Related Work & Insights¶
- MIM Lineage: MAE pioneered efficient pre-training using 25% visible patches and a lightweight decoder. In the medical field, Models Genesis, HySparK, and VoCo have introduced variants in masking and architecture, but all remain locked into the "voxel-level reconstruction" objective. This paper provides an alternative path: "change the target instead of the architecture."
- 3DGS in Medicine: 3D Gaussian Splatting has been used for CT, coronary, and 4D-CT reconstruction. While 2D GMAE uses Gaussian z-axis inference for 2.5D slices to achieve spatial understanding, this work uses true 3D Gaussians to represent real anatomical volumes, differing in both motivation and object.

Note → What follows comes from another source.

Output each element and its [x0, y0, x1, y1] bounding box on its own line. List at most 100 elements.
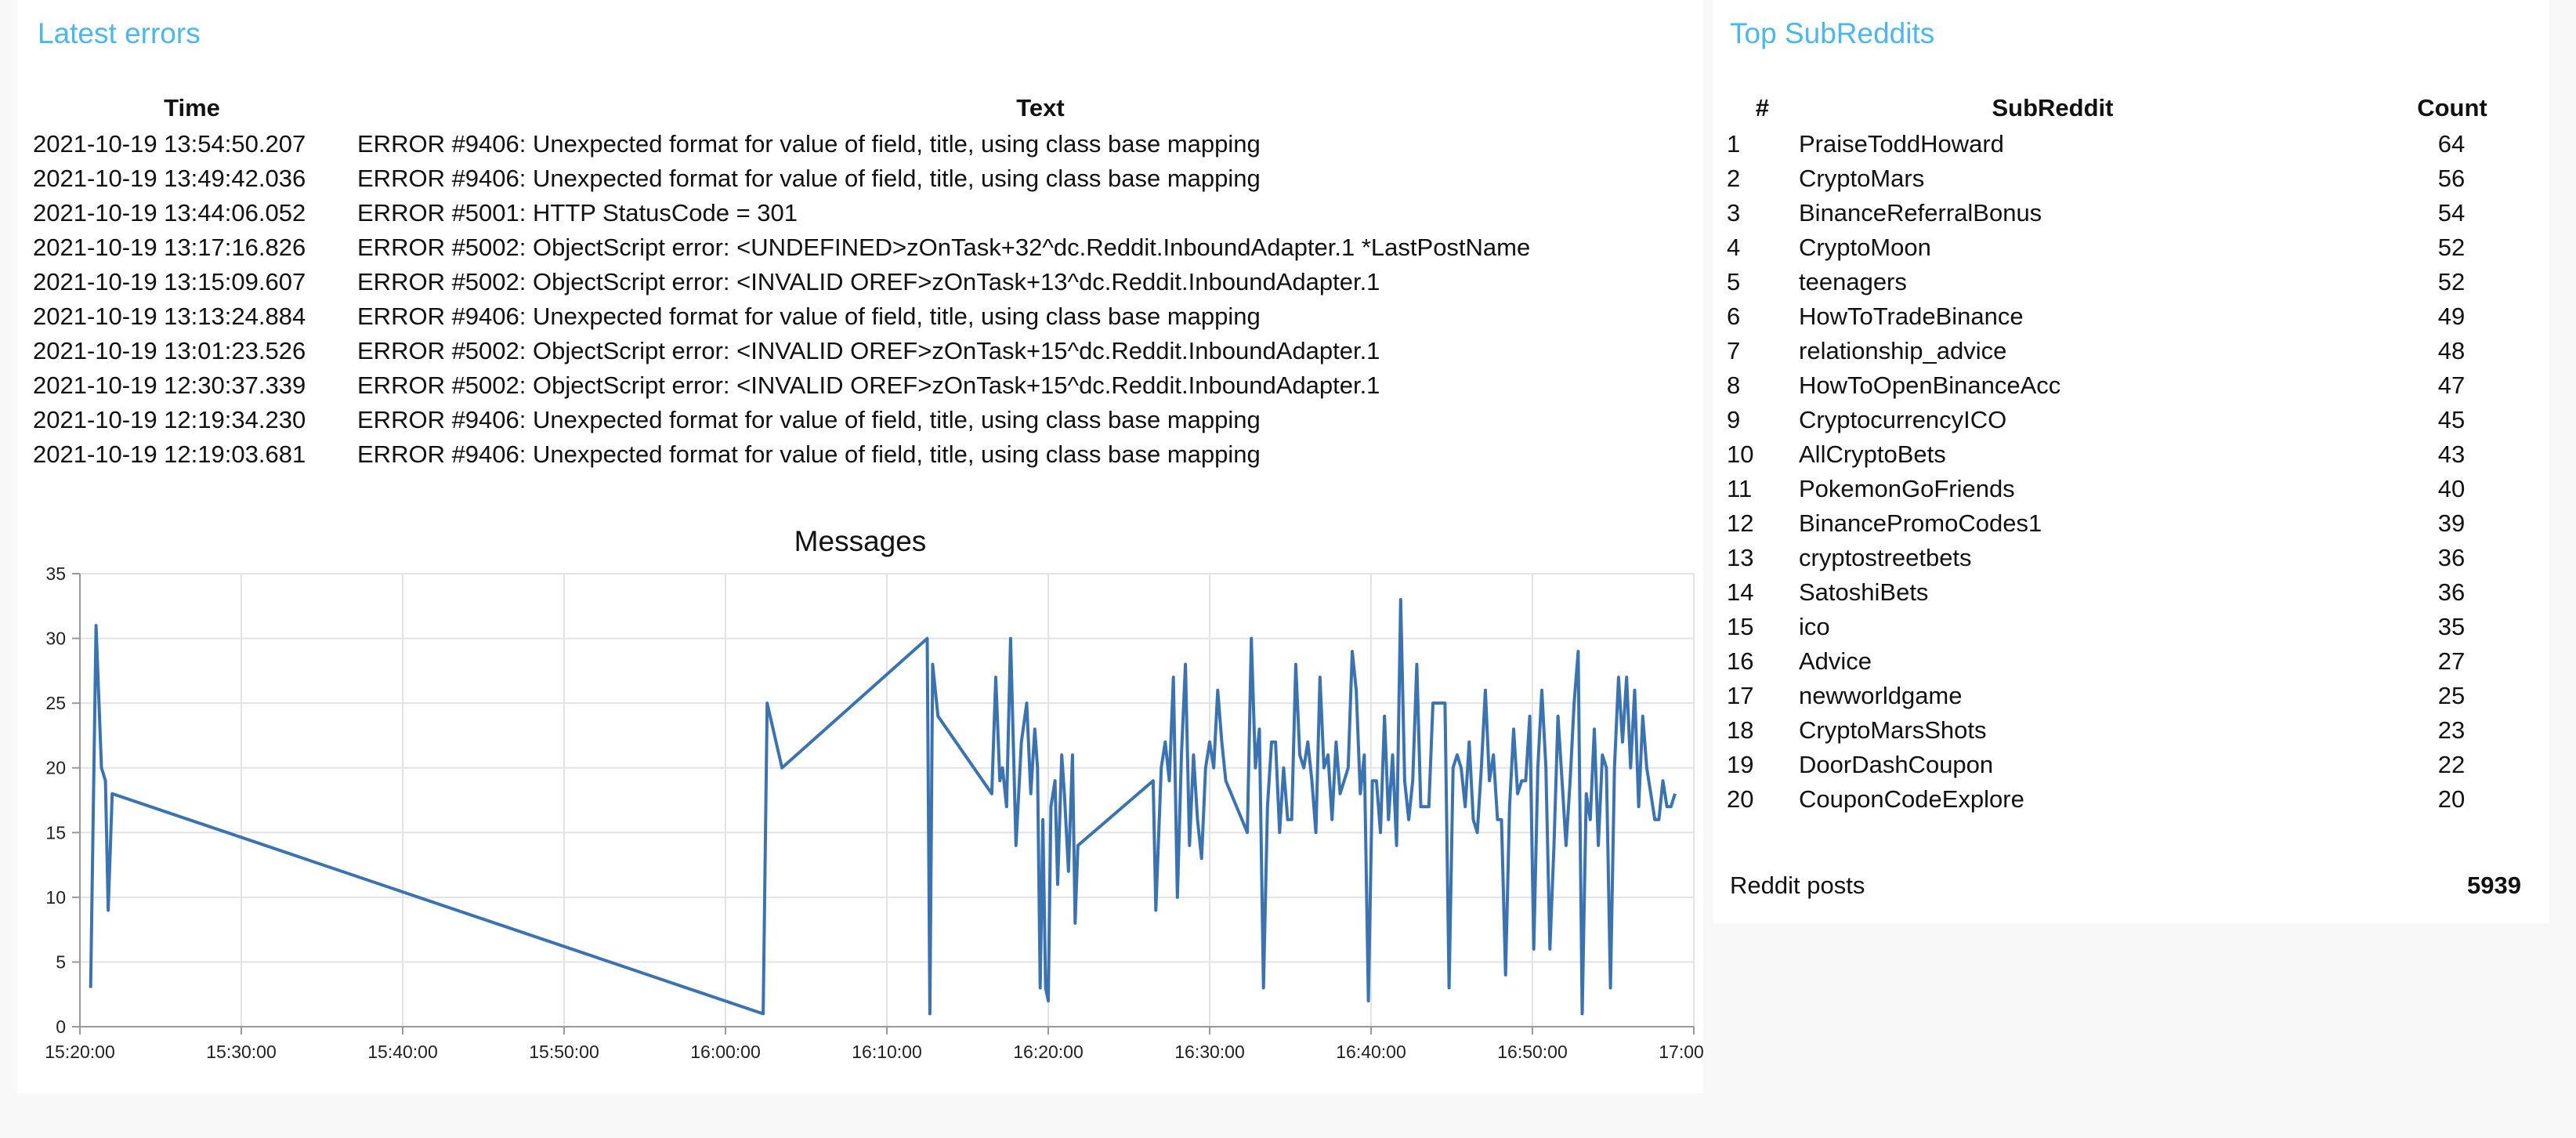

- Inspiration: When a self-supervised proxy task's "reconstruction target" conflicts with domain structural priors, instead of stacking masking/architecture tricks, it may be better to switch to a continuous intermediate representation aligned with domain geometry—while simultaneously turning the decoder from "disposable" to a "reusable prior."
Rating¶
- Novelty: ⭐⭐⭐⭐ Introducing 3D Gaussian primitives as a reconstruction target for medical MIM and reusing the decoder for zero-shot reconstruction initialization is a clear idea that hits the pain points of voxel MIM.
- Experimental Thoroughness: ⭐⭐⭐⭐ Covers four task types (segmentation, classification, registration, reconstruction), compares against over ten SSL baselines, uses multiple data scales, and includes cross-modal generalization and statistical significance; the ablation is concise but addresses the core.
- Writing Quality: ⭐⭐⭐⭐ The three motivations correspond well to the three advantages of the method. The structure is organized, charts are clear, though there are minor typos in some formulas and expressions.
- Value: ⭐⭐⭐⭐ Provides a new "geometric intermediate representation + transferable decoder" framework for medical image pre-training, achieving both practicality (accelerated CT reconstruction) and representation quality.